Jeszcze kilka dni temu żaliłam się swojemu trenerowi, że nie schudłam według swoich oczekiwań 10 kg przez pierwszy miesiąc, a tu dwa dni później bach... 10 kg mniej, nawet jeszcze się Jemu nie pochwaliłam :-)
Od nowego tygodnia włączam do swoich treningów basen, kupiłam sobie strój kąpielowy (oczywiście jednoczęściowy i dużo zakrywający) oraz duży ręcznik. Zakupem cieszyłam się jak małe dziecko nową zabawką. Uwielbiam wodę i tym samym pływanie, dlatego taki trening sprawi mi jeszcze większą przyjemność niż pocenie się w trakcie tradycyjnych ćwiczeń.
Kilka dni temu byłam na małych zakupach i oczywiście rozglądałam się już za mniejszymi rzeczami, pewnie sporo czasu mi zajmie zanim coś takiego kupię, ale mimo wszystko sprawiało mi ogromną przyjemność wyobrażanie, że kupuję a następnie noszę coś ładnego i dopasowanego pokazując swoje ładne zgrabne wdzięki
Jakiś czas temu trener powiedział mi, że jeśli chcę być szczupłą osobą muszę tylko uwierzyć, że nią będę, myśleć ciągle o tym, że ważę tyle ile chcę ważyć, czyli 70 kg. A wszystko się uda.
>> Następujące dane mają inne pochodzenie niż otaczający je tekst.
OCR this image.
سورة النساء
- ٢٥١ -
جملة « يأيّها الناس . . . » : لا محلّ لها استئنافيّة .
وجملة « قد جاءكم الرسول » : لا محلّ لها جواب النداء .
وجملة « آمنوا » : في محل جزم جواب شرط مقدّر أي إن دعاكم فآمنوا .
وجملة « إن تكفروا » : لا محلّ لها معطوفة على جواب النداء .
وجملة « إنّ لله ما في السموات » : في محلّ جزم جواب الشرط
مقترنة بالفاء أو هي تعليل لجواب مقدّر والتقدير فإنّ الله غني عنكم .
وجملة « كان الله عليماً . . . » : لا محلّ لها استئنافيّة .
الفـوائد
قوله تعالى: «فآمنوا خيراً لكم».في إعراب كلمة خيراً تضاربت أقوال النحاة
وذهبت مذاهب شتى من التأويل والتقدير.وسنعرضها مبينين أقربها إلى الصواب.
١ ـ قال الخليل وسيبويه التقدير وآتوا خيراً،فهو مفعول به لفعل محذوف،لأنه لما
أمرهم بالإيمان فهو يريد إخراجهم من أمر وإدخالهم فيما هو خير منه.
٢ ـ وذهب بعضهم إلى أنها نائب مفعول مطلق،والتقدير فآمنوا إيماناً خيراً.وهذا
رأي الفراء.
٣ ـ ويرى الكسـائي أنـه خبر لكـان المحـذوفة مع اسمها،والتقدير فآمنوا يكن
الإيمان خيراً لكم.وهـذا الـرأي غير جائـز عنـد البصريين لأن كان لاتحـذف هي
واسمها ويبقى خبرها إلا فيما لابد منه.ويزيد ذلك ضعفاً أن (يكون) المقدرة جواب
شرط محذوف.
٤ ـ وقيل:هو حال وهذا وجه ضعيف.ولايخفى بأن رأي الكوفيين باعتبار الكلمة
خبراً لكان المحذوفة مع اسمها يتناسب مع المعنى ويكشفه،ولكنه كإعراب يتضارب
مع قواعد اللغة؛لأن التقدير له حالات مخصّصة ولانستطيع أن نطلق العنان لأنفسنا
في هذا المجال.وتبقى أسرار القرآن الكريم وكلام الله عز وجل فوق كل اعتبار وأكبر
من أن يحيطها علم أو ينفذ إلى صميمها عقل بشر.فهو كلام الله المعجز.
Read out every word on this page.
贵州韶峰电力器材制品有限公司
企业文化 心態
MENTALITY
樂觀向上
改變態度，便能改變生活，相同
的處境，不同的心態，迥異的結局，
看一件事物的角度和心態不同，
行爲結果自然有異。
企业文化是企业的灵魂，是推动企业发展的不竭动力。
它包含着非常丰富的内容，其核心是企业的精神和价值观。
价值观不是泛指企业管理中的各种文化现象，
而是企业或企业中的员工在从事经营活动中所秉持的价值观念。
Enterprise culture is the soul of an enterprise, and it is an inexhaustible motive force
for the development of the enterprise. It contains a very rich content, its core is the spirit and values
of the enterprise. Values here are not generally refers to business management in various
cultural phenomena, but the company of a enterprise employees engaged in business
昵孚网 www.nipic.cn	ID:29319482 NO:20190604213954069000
Ja zaczynam w to wierzyć, mam w około siebie coraz więcej ludzi, którzy mi kibicują i mnie wspierają, a to ważne kiedy człowiek dąży do celu. To dodaje sił.
Dlatego dziękuję za wsparcie i zainteresowanie oraz życzę powodzenia wszystkim takim zagubionym osobom jak ja.